Hrm, I forgot the optional bonus section. So that would definitely work for SIGTERM. I would however still like to delve into the world where even a SIGKILL would kill those subprocesses on exit. –  Duncan Nov 13 '12 at 16:03
    
Did you find a nice solution for this case? I'm having the same problem in my python program. –  sickill Jan 16 '13 at 15:13

1 Answer 1

One possibiltiy to make your scripts self terminating.

Perl has a construct where you can set an alarm.

Good example eslewhere on this site here:

http://stackoverflow.com/questions/3427401/perl-make-script-timeout-after-x-number-of-seconds

Perl, make script timeout after x number of seconds?

There are similar hits searching for python alarm timeout script.

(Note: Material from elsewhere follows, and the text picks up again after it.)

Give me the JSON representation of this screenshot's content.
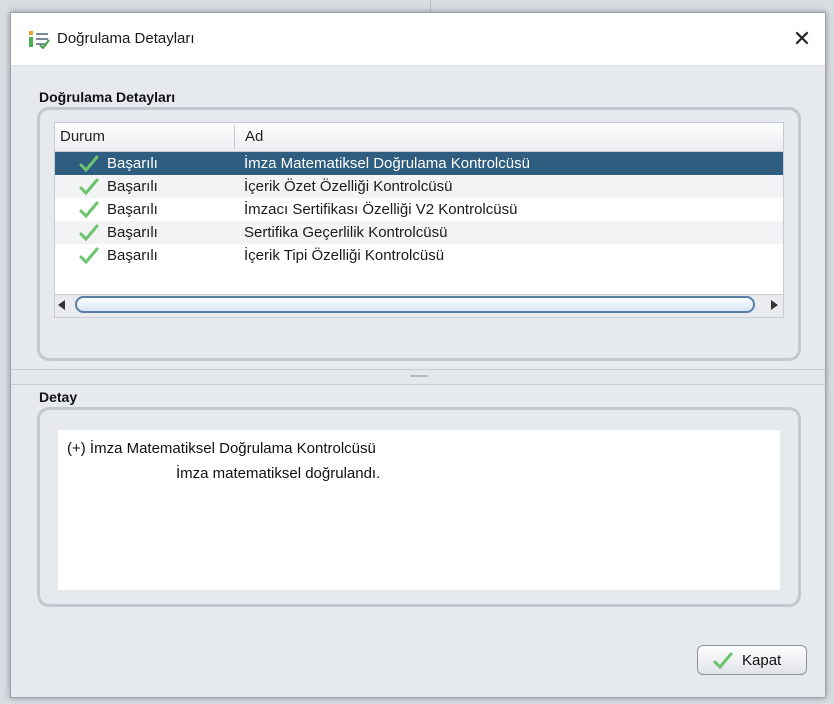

http://stackoverflow.com/questions/1191374/subprocess-with-timeout

subprocess with timeout

This has the side effect (advantage or bug...) that as long as the child process has a shorter timeout than the parent, then the parent may be able to recover gracefully.

It may be better however to limit process by CPU time instead of wall time. In this way a distant descendent doesn't rack up the time for a parent, and if the overall system is slow due to many processes, you don't get a death plague amoung your sub-processes.

You can do this in bash scripts by entering

ulimit -t X 

where x is the number of cpu seconds you want. Note however that on most systems, it's a one way street. A process cannot increase it's own limit.